Now it's harvest time! Run python Dcard_scraper.py in the terminal to start the scraper, which will run every 30 minutes unless stopped. If everything goes well, the logging.txt file will look like this:

!tail logging.txt
[2021-09-12 14:44:21] INFO | 30 posts on pet have been scraped.
[2021-09-12 14:44:21] INFO | There are in total 420 posts in the DB.
[2021-09-12 14:44:33] INFO | 30 posts on weight_loss have been scraped.
[2021-09-12 14:44:33] INFO | There are in total 450 posts in the DB.
[2021-09-12 14:44:46] INFO | 30 posts on fitness have been scraped.
[2021-09-12 14:44:46] INFO | There are in total 480 posts in the DB.
[2021-09-12 14:44:58] INFO | 30 posts on stock have been scraped.
[2021-09-12 14:44:58] INFO | There are in total 510 posts in the DB.
[2021-09-12 14:45:10] INFO | 30 posts on job have been scraped.
[2021-09-12 14:45:10] INFO | There are in total 540 posts in the DB.

And here's the result of our hard work! In my case, I ran the scraper for around 3 minutes and got 540 posts.

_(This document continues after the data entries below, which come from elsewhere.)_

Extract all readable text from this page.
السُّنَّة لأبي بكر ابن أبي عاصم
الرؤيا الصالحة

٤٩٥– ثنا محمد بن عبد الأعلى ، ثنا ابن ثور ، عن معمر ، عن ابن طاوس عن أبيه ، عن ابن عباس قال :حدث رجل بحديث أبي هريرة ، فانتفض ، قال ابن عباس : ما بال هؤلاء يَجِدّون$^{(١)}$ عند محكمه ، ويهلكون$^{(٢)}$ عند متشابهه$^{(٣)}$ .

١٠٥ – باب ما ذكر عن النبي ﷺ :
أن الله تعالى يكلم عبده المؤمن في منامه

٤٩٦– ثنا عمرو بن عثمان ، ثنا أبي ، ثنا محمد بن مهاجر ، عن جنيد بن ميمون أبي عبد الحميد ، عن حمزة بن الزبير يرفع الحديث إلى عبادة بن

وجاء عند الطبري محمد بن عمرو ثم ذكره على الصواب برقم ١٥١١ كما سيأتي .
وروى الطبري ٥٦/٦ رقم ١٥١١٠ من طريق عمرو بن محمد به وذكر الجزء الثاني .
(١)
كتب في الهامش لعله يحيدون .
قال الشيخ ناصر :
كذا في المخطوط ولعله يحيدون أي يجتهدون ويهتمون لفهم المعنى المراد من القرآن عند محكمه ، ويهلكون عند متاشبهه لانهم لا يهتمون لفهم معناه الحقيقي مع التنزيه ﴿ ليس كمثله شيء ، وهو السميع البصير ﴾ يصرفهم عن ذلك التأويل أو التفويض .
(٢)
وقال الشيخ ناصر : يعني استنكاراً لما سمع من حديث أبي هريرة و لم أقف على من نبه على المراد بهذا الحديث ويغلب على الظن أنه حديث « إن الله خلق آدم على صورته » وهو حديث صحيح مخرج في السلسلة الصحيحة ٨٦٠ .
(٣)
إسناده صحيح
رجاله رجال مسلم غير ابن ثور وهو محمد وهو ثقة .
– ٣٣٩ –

conn = sqlite3.connect('Dcard.db')  
data = pd.read_sql("SELECT * FROM Posts;", conn)
data

createdAt title excerpt categories topics forum_en forum_zh
0 2021-09-12T14:35:07.314Z 問air force真假 ️第一次發文,不知道發在穿搭版可不可以,排版不好請見諒若有違反規定會刪文,前陣子在蝦皮購買一... 問 | force | 真假 | 穿搭 | 蝦皮 dressup 穿搭
1 2021-09-12T14:18:12.598Z 疫情買的衣服分享🙌淘寶居多 我是女生!,本人156/45,衣服都蠻平價的~1⃣️,洋裝:淘寶,包:Toae,鞋子:淘寶,... 疫情 | 衣服 | 分享 dressup 穿搭
2 2021-09-12T13:56:35.559Z 我與室友的穿搭分享 趁颱風天沒事來分享我跟室友的穿搭~(沒戴口罩的是疫情前拍的呦),先分享室友的,1. 單車褲穿... 穿搭 | 女生穿搭 dressup 穿搭
3 2021-09-12T13:54:26.217Z #問 求包包的關鍵字 想請問俞丁背的這種包叫什麼名字,有點像送子鳥包,可是我在蝦皮都找不到類似的,或是有人在哪些網... 包包 | 關鍵字 dressup 穿搭
4 2021-09-12T13:36:51.407Z #問 北臉包包代購 小妹想買這個包包很久了,但北臉的包包是第一次購買,怕買到仿冒品,想請教各位版友,有推薦的賣家... 問 | 北臉 | 包包 | 真假 dressup 穿搭
... ... ... ... ... ... ... ...
535 2021-09-12T12:37:12.067Z 轉職 通勤or租屋請益 大家好,小妹預計10月初到新公司(林口)報到,家住新北汐止,目前煩惱要開車通勤(40-50分... 通勤 | 租屋 job 工作
536 2021-09-12T12:24:17.122Z 早八晚五工作 請問有什麼工作是早八晚五,(正職),但是放假不是見紅就休?而是排休的? 工作 | 工作經驗 job 工作
537 2021-09-12T12:20:05.422Z #問 會問生活體驗是希望得到什麼答案 如題,面試時公司給了一張基本資料表,第一個問我對“工作”(沒確切說是應徵職位還是工作本身)的... 工作 | 求職 job 工作
538 2021-09-12T12:11:54.507Z 工作幾年後還會想回學校讀書嗎? 以前老師常說要讀就一口氣讀不要中斷不然很難工作後再回來讀,我自己是工作2年後離職準備一年考上... 學校 | 讀書 | 工作 job 工作
539 2021-09-12T12:10:44.789Z #問 大學研究中心徵才 本人為私立應屆,最近在求職中,看到很多四大四中的研究中心之類的在徵才,也有投遞履歷約面試,職... 徵才 | 問 | 應屆畢業生 job 工作

540 rows × 7 columns

Recap

In this post, we used cloudscraper to scrape data from Dcard and schedule to regularly run the scraper. Both are powerful and elegant libraries that can be applied to any other scraping project. As a side note, I was able to run the Dcard scraper for several days in a row without having any error!